Hi there, I'm trying to write a program to solve the multiplication of two numbers using the Russian Peasant method. If you don't know what this method is you will find out @ http://mathforum.org/dr.math/faq/faq.peasant.html
Unfortnately when I iterate round the loop the test condition needs to be changed to give a correct answer. Is there some way of making the test condition in the while loop dynamic so that the program will display the correct result ?
As far as I know this problem should be solvable by using a do - while loop & an if statement.
Any help/advice would be greatly appreciated.
I know that this code will just create an infinte loop because there is just one value of 'b' and its just running the same test over and over ..... etc
hi,
I wrote this code I think this is helpfull for you...

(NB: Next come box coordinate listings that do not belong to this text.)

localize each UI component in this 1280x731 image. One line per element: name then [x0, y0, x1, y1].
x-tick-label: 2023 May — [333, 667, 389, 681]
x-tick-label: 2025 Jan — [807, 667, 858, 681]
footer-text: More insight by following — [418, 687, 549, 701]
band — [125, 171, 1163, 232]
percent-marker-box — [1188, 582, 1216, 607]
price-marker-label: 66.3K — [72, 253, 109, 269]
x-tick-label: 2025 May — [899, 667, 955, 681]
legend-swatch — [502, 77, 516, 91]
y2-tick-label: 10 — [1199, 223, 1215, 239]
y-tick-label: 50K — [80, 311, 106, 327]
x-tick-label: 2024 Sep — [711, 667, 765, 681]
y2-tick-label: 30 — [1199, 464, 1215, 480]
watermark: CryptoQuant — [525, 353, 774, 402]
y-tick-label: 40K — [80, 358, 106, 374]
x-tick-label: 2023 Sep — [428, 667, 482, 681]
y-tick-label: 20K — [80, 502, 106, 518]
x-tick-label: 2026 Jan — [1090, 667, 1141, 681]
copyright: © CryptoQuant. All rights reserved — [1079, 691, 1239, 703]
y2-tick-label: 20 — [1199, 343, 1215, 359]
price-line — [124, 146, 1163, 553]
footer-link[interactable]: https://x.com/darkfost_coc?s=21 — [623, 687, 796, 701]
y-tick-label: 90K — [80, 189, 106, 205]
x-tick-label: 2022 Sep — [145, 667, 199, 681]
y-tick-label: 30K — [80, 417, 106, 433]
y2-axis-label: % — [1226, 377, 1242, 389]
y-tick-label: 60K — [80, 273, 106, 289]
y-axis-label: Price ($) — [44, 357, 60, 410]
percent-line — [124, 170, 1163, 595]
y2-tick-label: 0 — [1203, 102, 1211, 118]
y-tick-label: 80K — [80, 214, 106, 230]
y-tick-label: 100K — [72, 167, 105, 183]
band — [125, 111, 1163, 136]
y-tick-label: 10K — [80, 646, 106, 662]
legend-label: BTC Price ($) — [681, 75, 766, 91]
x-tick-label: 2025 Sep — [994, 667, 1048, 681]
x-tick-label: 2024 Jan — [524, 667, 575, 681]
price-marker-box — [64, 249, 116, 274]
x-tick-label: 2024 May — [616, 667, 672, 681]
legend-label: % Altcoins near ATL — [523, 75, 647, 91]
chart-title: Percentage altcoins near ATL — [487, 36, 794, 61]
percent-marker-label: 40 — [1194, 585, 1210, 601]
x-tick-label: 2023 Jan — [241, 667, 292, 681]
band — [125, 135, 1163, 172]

/* yilmaz saridemir [email protected]
*
#include<stdio.h>
unsigned long russianPeasant(unsigned long ,unsigned long );
void main(void){
printf("result=%u",russianPeasant(16,23));
}
unsigned long russianPeasant(unsigned long x,unsigned long y){
unsigned long result=0;
while (y>=1){
if ((y%2)==1) {result+=x;}
x<<=1;//multiple 2
y>>=1;//divide 2
}
return result;
}
unsigned long russianPeasant(unsigned long x,unsigned long y){
unsigned long result=0;
while (y>=1){
if (y&1) {result+=x;}
x<<=1;//multiple 2
y>>=1;//divide 2
}
return result;
}